编译器不会转换您的字符串(这会与语言标准冲突),但 AnsiString和 UnicodeString 确实有 char* 和 wchar_t* 字符串文字的复制构造函数重载。即,以下内容将起作用:
但是,以这种方式不起作用的是整堆 printf()/scanf() 函数; AnsiString::sprintf() 采用 const char*,UnicodeString::sprintf() 采用 const wchar_t*。
如果您经常使用 sprintf(),您可能会发现我的 CbdeFormat 库很有用;只需阅读我关于该主题的文章。
There is: just use the IDE's project importer :)
Seriously, I would just try importing the projects, and then go investigate if it doesn't seem to work.
I've had almost no trouble with ILINK anymore since C++Builder 2009. I've occasionally read that others experienced out-of-memory errors, but someone in the newsgroups has discovered a workaround:
https://forums.embarcadero.com/thread.jspa?messageID=140012&tstart=0#140012
Also, as you can read here, the compiler got a new option (-Cx) to control the maximal amount of memory it allocates.
Should work without a hitch.
Yes, on Windows platforms wchar_t usually is 16 bit large, which means it suffices for holding UTF-16 which UnicodeString is.
Depends on how portable your code needs to be. In any case, whenever you just need a string type, use "String", not "UnicodeString".

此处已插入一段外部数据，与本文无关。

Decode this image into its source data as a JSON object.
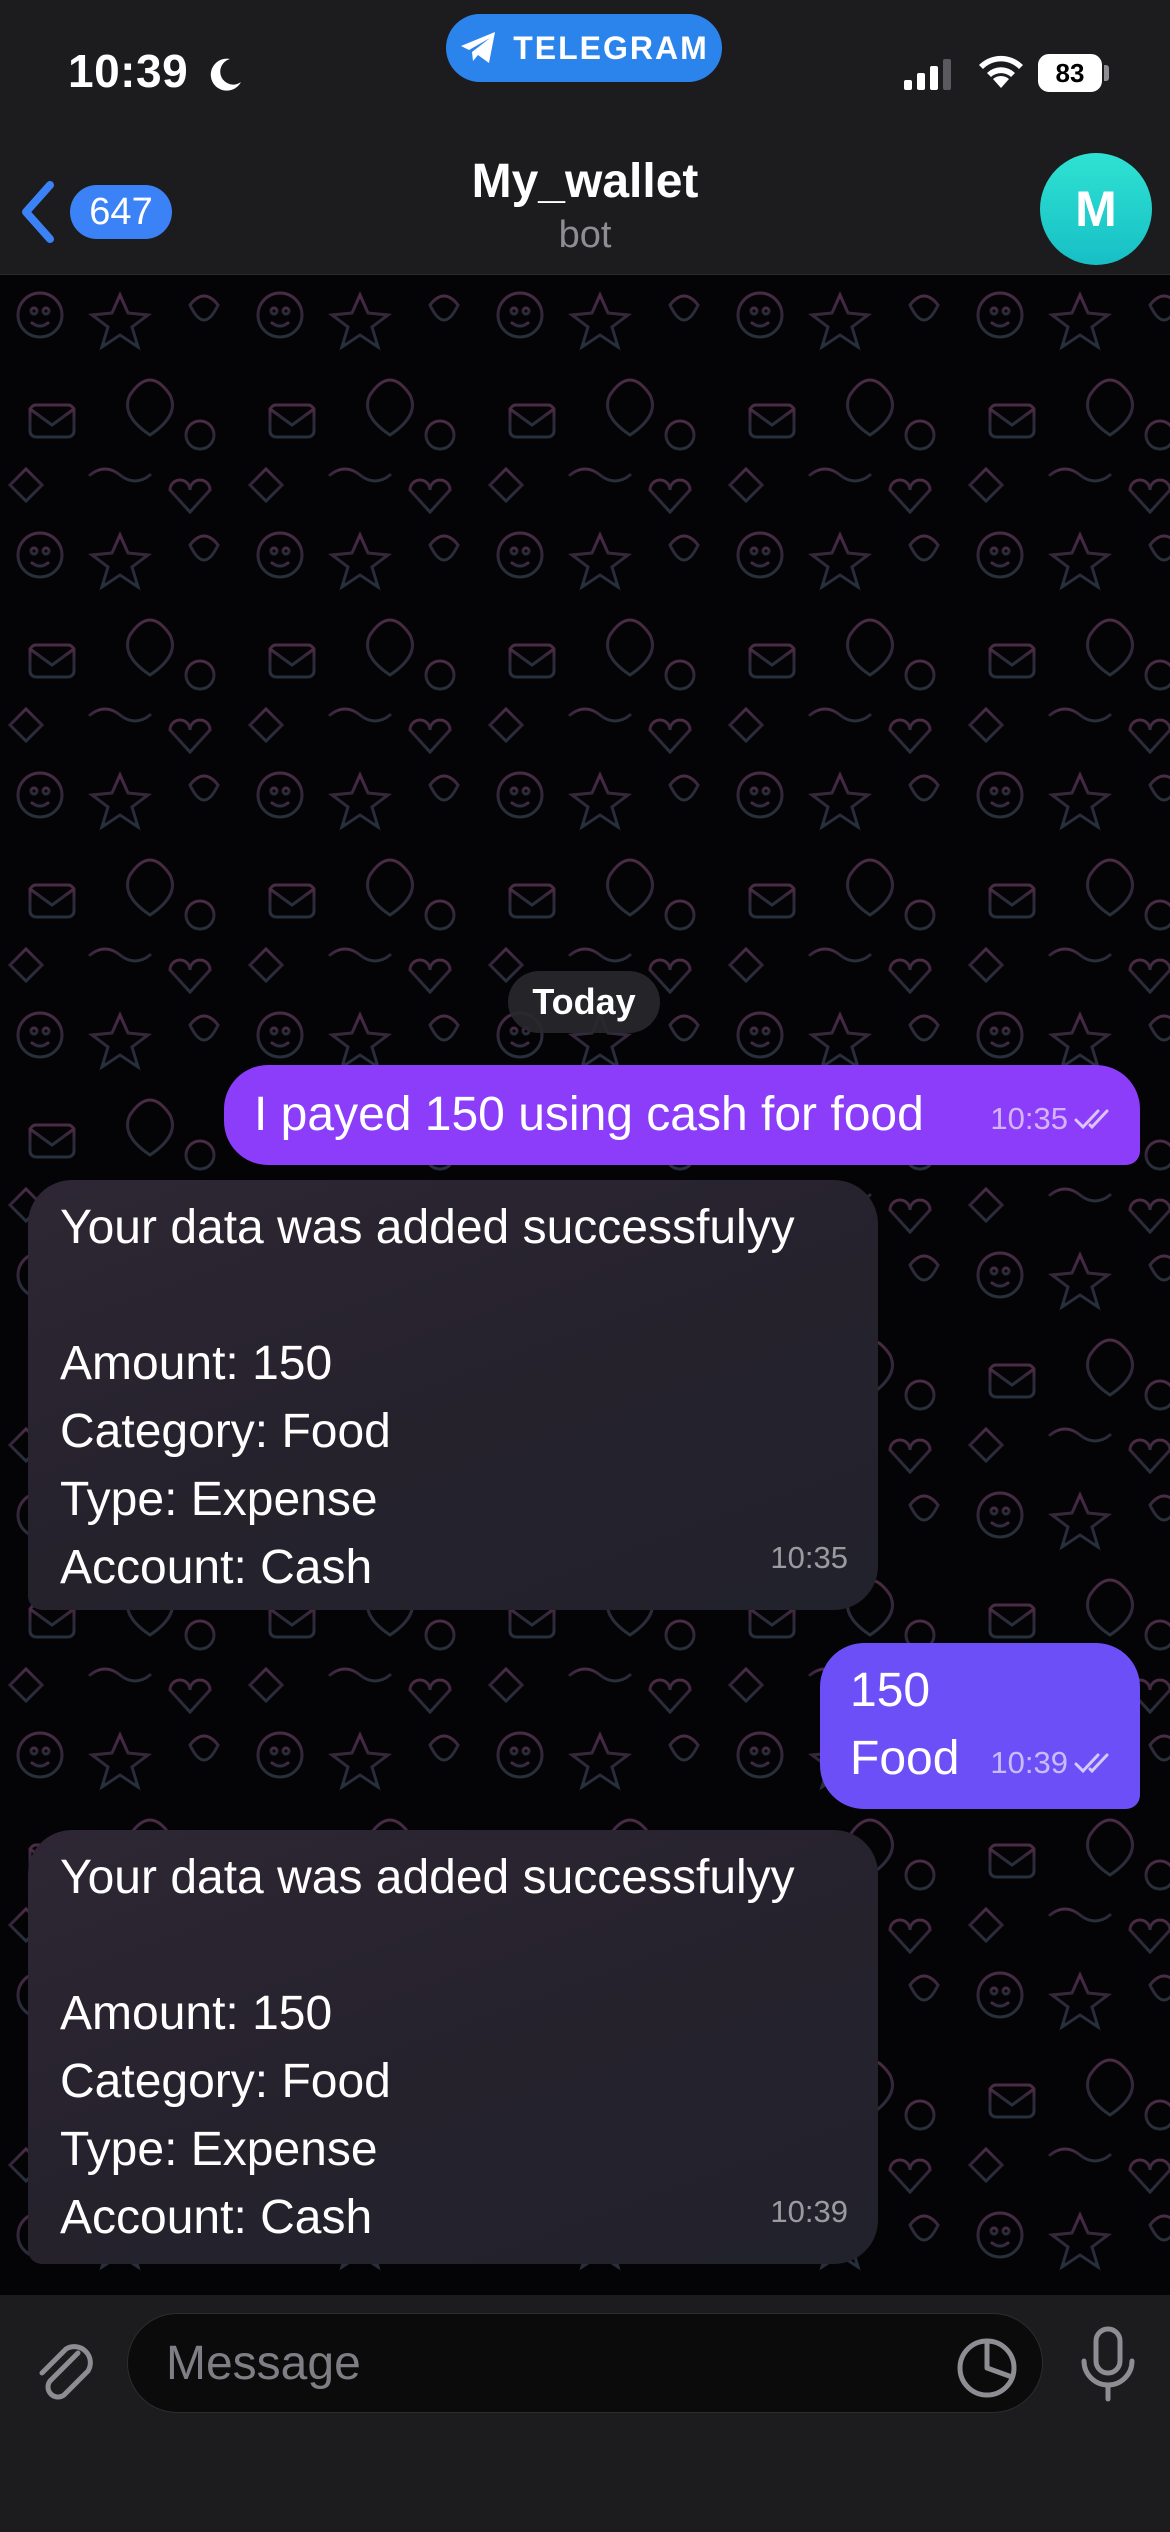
{
  "status_bar": {
    "time": "10:39",
    "pill_label": "TELEGRAM",
    "battery_level": "83"
  },
  "header": {
    "unread_count": "647",
    "title": "My_wallet",
    "subtitle": "bot",
    "avatar_initial": "M",
    "avatar_color": "#22d3c8"
  },
  "chat": {
    "date_label": "Today",
    "messages": [
      {
        "direction": "outgoing",
        "lines": [
          "I payed 150 using cash for food"
        ],
        "time": "10:35",
        "status": "read",
        "color": "#8b3dfa"
      },
      {
        "direction": "incoming",
        "lines": [
          "Your data was added successfulyy",
          "",
          "Amount: 150",
          "Category: Food",
          "Type: Expense",
          "Account: Cash"
        ],
        "time": "10:35"
      },
      {
        "direction": "outgoing",
        "lines": [
          "150",
          "Food"
        ],
        "time": "10:39",
        "status": "read",
        "color": "#6d4ff7"
      },
      {
        "direction": "incoming",
        "lines": [
          "Your data was added successfulyy",
          "",
          "Amount: 150",
          "Category: Food",
          "Type: Expense",
          "Account: Cash"
        ],
        "time": "10:39"
      }
    ]
  },
  "input_bar": {
    "placeholder": "Message"
  },
  "icons": {
    "back": "chevron-left-icon",
    "attach": "paperclip-icon",
    "sticker": "sticker-icon",
    "mic": "microphone-icon",
    "read_status": "double-check-icon"
  },
  "colors": {
    "accent": "#3b82f6",
    "pill": "#2b84ec"
  }
}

First, you should NEVER re-use .hpp files generated by older versions of DCC!
For event handlers that use the String type in Delphi, you must use UnicodeString. As above, simply use "String", and your code will work for both the ANSI and Unicode versions of C++Builder.
The compiler doesn't convert your strings (it would conflict with the language standards), but both AnsiString and UnicodeString do have copy constructor overloads for both char* and wchar_t* string literals. I.e., the following will work:
What will not work this way, though, is the whole bunch of printf()/scanf() functions; AnsiString::sprintf() takes const char*, UnicodeString::sprintf() takes const wchar_t*.
If you are using sprintf() a lot, you may find my CbdeFormat library useful; just read my article on the subject.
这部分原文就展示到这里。